Mme Marie-Claude Beaudeau. J'observe, monsieur le ministre, que vos réponses sont limitées, imprécises, et même, sous certains aspects, dangereuses.

Mes interrogations et celles du personnel demeurent. Tous ceux qui sont attachés à l'Imprimerie nationale en tant que patrimoine culturel considèrent que les équipements doivent être modernisés, et l'institution réhabilitée.

En ce qui concerne les travaux qui ont pu être retirés à l'Imprimerie nationale, trouvez-vous normal que les salariés de l'Imprimerie nationale paient les conséquences de la gestion désastreuse de France Télécom depuis l'ouverture de son capital ? Le coût pour le pays, et même pour France Télécom, de ce transfert ne sera nullement compensé, bien loin de là, par les petites économies qui lui servent de prétexte, à moins que derrière cette décision ne se profile la volonté de privatiser à brève échéance les « pages jaunes ». Sur ce sujet, monsieur le ministre, je vous informe que des retraités aident bénévolement à la présentation d'une partie de l'impression traditionnelle.
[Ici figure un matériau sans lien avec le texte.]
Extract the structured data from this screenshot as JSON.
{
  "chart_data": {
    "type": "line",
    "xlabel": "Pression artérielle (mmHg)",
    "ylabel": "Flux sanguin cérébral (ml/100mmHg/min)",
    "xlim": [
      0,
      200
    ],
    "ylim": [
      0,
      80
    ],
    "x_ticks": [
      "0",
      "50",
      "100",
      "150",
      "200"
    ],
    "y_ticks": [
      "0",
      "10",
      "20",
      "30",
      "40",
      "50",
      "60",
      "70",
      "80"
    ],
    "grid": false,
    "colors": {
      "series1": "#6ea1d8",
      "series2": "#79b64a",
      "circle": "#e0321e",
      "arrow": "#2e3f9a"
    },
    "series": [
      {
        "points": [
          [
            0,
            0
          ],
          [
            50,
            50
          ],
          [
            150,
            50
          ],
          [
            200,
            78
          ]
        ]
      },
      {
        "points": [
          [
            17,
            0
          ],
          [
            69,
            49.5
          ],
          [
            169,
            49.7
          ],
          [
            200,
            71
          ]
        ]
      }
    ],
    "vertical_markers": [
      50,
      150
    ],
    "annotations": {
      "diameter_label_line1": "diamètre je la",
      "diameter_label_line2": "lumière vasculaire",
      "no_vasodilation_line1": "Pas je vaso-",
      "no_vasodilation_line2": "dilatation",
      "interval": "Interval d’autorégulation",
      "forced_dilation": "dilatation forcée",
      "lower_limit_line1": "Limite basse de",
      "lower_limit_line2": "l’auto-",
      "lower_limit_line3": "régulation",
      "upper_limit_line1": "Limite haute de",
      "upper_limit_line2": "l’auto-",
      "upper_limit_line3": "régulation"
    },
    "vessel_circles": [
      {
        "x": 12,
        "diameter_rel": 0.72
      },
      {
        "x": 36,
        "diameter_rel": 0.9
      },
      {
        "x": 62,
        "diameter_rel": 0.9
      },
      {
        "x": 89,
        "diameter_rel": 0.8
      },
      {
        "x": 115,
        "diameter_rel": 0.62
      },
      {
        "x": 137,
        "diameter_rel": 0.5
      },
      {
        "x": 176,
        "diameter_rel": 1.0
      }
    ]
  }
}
Le Gouvernement devrait agir pour rendre à l'Imprimerie nationale ses « marchés publics naturels », y compris l'annuaire. C'est d'ailleurs ce que proposent les organisations syndicales afin de développer des activités correspondant aux besoins du pays et devant échapper à la loi du marché. Je pense, par exemple, à l'impression des livres scolaires.

Pour conclure, je souhaite vous redire ce matin que la disparition pure et simple de l'entité centrale de l'Imprimerie nationale associant l'usine, le siège et l'après-presse scellerait, de mon point de vue, le démantèlement de l'ensemble du groupe Imprimerie nationale.